When my world became small again, and I with it, was I able to remember my simple wish again and why I’d wanted it in the first place. That me, before the armour, before the battles, and constant striving and struggling… That me that was happy with simple things. Rain used to make me dance. Fragrant herbal tea always warmed me up in a soft ball of happiness. I’d loved walks on sunny days where I could stroll and think of nothing but the beauty of God’s creation. I could stare at a tree for minutes on end, and hum away an hour or more. I tried to grab back the me that was. However rain reminded me of tears, herbal tea seemed too watered down… “Earl grey,” black, no sugar please. My walks were intruded by thoughts of what I’d lost and plans, plans, plans. No rest anywhere. My mind was constantly ticking, ticking, ticking, as if it were a clock counting the passing of time or a bomb… waiting… just waiting.

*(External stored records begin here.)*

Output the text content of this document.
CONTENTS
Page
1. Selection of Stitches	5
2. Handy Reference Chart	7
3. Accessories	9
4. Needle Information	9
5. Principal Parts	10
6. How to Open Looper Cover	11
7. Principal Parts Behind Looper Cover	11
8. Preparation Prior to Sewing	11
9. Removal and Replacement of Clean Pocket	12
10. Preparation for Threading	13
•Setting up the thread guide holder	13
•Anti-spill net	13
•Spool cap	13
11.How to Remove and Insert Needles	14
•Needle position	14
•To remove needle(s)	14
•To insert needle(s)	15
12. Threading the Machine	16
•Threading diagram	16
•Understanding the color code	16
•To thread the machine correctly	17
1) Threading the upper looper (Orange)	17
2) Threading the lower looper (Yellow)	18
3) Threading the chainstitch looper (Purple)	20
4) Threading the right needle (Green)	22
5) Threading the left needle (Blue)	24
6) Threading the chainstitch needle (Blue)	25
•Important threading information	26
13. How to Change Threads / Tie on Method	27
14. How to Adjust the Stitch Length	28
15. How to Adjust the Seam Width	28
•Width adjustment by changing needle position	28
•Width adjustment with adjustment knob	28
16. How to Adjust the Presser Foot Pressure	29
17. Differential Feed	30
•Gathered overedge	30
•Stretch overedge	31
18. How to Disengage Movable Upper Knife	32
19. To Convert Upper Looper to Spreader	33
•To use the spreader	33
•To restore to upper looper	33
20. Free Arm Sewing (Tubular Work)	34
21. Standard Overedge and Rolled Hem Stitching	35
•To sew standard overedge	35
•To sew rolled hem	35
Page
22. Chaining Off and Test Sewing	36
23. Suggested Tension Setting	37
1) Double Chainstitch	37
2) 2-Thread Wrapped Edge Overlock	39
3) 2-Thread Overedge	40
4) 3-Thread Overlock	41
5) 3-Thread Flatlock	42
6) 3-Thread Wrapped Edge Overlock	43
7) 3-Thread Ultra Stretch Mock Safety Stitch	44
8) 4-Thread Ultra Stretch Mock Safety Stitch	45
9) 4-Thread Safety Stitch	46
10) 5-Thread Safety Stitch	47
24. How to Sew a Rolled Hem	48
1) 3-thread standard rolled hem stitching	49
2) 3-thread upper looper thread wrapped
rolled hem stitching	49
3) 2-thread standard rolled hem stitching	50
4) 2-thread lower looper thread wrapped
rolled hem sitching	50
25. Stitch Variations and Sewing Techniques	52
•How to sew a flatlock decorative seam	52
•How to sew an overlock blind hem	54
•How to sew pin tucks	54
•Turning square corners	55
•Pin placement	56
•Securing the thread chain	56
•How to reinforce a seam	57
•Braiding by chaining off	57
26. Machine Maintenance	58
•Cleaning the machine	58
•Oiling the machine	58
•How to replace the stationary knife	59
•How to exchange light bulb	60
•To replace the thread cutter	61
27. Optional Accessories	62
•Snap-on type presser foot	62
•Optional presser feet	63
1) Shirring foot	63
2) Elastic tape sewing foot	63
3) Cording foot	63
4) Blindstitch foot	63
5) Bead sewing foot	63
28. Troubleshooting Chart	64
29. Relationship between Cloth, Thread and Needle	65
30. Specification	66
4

It took a long time for me to find peace again. It took doing all my simple things, not alone, but with God. He wiped away my tears and walked with me so I could enjoy Him again. I’d forgotten that my walks were with Him. My joy in the simple things were because nothing was really simple when He was involved. Painting and writing were my joys because I felt closer to Him when I did them. In pursuit for what would make me closer to Him I’d lost Him. I didn’t realize it until much too late. Wait… He let me know that as I live, late for him does not exist. I am always on time to find Him beside me. Where He always was… waiting so we could paint and write again.